Me detuve en el puesto de frutas que, por costumbre, marcaba la frontera con
Medellín en el pasado, por la
vía de Minas. Desde que una nueva vía acortó la distancia o la hizo más suave, mi paso por allí se volvió una liturgia olvidada. El hombre del lugar, de rostro curtido, a quien todos llaman
Pelusa, encendió una sonrisa al vernos:
—¡
Doñángela, cuánto tiempo sin pasar por aquí!
Nos dió
jugo de guanábana con ñapa y —además de
mamoncillos— la profusión de
frutas colombianas ofrecía unos
zapotes casi sin pepas. Y unos
aguacates de morir. Entre tanta abundancia, un atado de palitos, deshidratados como tallos de sombra, llamó mi atención. Pregunté por ellos. Me dijo que servían para hacer un remedio para la
diabetes y otras dolencias. No alcancé a retener el nombre, tal vez
Palo Santo, una de esas curas humildes que la tierra concede. Lo compré e hice la infusión anoche, tal como me indicó.
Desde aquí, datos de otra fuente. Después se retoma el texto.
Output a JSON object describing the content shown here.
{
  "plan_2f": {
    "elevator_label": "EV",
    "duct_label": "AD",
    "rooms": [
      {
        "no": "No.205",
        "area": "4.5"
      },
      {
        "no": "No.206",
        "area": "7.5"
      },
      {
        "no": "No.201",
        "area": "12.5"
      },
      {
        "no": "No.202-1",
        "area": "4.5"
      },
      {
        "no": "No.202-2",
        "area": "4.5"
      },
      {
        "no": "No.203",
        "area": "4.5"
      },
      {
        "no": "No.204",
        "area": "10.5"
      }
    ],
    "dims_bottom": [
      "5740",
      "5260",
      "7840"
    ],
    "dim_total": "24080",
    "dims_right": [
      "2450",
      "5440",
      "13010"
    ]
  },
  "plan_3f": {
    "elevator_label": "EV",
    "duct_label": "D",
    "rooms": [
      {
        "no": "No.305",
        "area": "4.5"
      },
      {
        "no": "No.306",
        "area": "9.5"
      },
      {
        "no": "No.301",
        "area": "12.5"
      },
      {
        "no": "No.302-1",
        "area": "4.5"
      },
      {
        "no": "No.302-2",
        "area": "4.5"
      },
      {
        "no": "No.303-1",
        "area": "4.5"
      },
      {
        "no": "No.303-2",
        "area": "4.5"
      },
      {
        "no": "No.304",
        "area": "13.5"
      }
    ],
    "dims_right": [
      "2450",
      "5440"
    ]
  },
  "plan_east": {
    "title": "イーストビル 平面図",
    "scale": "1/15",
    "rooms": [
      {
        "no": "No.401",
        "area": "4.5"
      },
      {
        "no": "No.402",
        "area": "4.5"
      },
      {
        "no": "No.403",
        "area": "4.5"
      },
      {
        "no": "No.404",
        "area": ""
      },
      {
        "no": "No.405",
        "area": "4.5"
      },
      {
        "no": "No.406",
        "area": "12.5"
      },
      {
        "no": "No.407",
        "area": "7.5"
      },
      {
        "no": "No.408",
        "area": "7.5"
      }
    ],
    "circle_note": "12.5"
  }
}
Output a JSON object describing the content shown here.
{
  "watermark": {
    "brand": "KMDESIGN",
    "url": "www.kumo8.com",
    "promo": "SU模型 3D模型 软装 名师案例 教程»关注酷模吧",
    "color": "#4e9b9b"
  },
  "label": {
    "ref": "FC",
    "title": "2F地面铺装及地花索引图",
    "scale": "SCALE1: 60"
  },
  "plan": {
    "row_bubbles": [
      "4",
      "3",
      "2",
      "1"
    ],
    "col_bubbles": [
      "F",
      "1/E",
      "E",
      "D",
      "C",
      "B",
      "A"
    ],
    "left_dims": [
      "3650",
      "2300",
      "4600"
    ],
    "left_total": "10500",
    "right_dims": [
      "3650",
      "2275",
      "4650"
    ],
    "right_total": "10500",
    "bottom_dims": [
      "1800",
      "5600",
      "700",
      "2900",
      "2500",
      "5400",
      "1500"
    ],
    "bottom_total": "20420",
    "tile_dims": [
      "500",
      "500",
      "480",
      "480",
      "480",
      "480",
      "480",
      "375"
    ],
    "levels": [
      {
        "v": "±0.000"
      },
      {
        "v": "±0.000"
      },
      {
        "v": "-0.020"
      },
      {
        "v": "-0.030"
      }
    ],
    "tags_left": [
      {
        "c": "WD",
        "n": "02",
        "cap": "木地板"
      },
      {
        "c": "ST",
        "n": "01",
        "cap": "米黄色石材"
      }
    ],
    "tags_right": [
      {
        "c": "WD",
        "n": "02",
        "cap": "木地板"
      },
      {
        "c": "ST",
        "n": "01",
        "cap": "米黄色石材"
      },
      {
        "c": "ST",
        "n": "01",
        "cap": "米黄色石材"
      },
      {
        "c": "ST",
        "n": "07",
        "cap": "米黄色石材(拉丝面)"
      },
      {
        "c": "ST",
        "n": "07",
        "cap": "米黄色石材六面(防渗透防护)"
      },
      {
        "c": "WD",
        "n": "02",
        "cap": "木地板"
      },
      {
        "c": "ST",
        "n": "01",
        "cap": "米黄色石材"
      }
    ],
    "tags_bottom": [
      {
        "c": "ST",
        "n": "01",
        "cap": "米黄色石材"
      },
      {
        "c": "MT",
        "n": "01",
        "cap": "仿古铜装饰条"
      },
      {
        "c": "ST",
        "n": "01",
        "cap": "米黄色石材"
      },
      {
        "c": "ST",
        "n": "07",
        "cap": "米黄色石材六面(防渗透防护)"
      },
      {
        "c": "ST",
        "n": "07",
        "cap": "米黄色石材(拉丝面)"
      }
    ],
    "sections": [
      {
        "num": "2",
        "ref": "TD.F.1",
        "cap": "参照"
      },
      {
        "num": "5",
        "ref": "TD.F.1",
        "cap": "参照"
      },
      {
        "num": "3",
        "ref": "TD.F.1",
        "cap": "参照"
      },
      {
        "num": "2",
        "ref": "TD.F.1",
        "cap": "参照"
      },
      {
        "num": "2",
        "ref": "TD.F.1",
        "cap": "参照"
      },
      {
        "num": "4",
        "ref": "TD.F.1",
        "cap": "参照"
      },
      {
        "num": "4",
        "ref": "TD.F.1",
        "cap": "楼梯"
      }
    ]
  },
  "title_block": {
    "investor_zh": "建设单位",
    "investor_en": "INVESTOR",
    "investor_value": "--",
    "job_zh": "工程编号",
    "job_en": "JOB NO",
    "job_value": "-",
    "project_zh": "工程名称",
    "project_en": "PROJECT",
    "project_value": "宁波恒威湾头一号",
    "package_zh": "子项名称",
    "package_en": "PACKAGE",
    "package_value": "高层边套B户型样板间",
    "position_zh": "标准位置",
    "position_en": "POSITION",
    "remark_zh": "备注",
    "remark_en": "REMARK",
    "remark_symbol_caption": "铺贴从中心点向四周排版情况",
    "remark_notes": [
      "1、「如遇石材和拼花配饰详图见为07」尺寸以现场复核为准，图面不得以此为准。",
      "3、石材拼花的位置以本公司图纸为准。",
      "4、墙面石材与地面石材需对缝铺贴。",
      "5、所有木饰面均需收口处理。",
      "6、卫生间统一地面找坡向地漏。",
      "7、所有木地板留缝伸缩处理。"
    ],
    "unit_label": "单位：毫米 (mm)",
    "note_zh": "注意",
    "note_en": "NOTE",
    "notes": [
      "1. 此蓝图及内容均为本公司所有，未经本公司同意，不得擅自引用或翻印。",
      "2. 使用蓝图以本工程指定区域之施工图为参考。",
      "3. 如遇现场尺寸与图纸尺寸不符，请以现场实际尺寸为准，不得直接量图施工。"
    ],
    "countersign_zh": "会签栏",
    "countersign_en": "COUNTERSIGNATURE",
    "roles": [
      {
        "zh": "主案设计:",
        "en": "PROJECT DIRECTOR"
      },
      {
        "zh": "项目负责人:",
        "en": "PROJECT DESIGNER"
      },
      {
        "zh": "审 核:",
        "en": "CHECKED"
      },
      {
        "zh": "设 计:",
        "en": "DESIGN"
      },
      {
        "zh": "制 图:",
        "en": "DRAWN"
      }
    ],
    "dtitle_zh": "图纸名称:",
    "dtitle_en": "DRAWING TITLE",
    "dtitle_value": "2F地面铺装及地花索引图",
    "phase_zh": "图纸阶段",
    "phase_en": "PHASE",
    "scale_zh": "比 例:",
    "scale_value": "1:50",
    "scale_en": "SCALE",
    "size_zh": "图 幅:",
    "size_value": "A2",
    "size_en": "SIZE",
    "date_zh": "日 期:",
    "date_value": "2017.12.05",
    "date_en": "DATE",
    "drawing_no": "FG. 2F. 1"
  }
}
—Da muchas ganas de orinar —advirtió.
—Lógico —repliqué—, si se hace en un litro de agua.
La tomé: es insípida. Quién sabe, de pronto sirva para algo. Recordé a mi madre, que solía decir: “Lo que no envenena, engorda”, justificando la
ahuyama con que nos nutrió a base de vitaminas obligatorias.
Hay una infinidad de hechos cotidianos que se precipitan, invisibles, cada día, sin merecer nuestra atención. Hoy podría citar varios: el desconocido que advierte una luz encendida al dejar el carro en la calle —un ángel efímero de la vigilancia—; la persona que, al irrumpir yo en la oficina, dice: “Buenos días, tan temprano y ya usted aquí”, un reclamo disfrazado de halago; o la que entra de improviso y se asusta: “Pensé que no había nadie”. “Ya le traigo tinto”, ofrece luego con una sonrisa, restableciendo el pacto social del café.
Instantes después, la vida se tensa:
—Llegaste antes, y yo tarde porque no me confirmó la hora.
La réplica es exacta:
—Sí, lo hice. Dijiste siete, y a las siete llegué. Aquí está mi mensaje.
El roce se disuelve:
—No lo vi. Ah, bueno, trabajemos.
En cada instante reside ese montón de pequeños reclamos y diminutos halagos; esas microcoreografías del afecto y el rencor que, al sumarse, forman la sutil, densa, compleja y a veces desconocida materia que se conoce, sin pompa, como vida.
Pero al detener la mirada en esos dones no pedidos —la ñapa, la vigilancia, el tinto ofrecido— uno entiende que la verdadera estructura de la jornada es la reciprocidad: la única ley que gobierna estas coreografías es la de la donación constante. “No tengo más que pedir; entre amigos todo es común”, nos diría
Sócrates, validando que esta red de favores y reconocimientos mutuos es, en esencia, nuestra riqueza.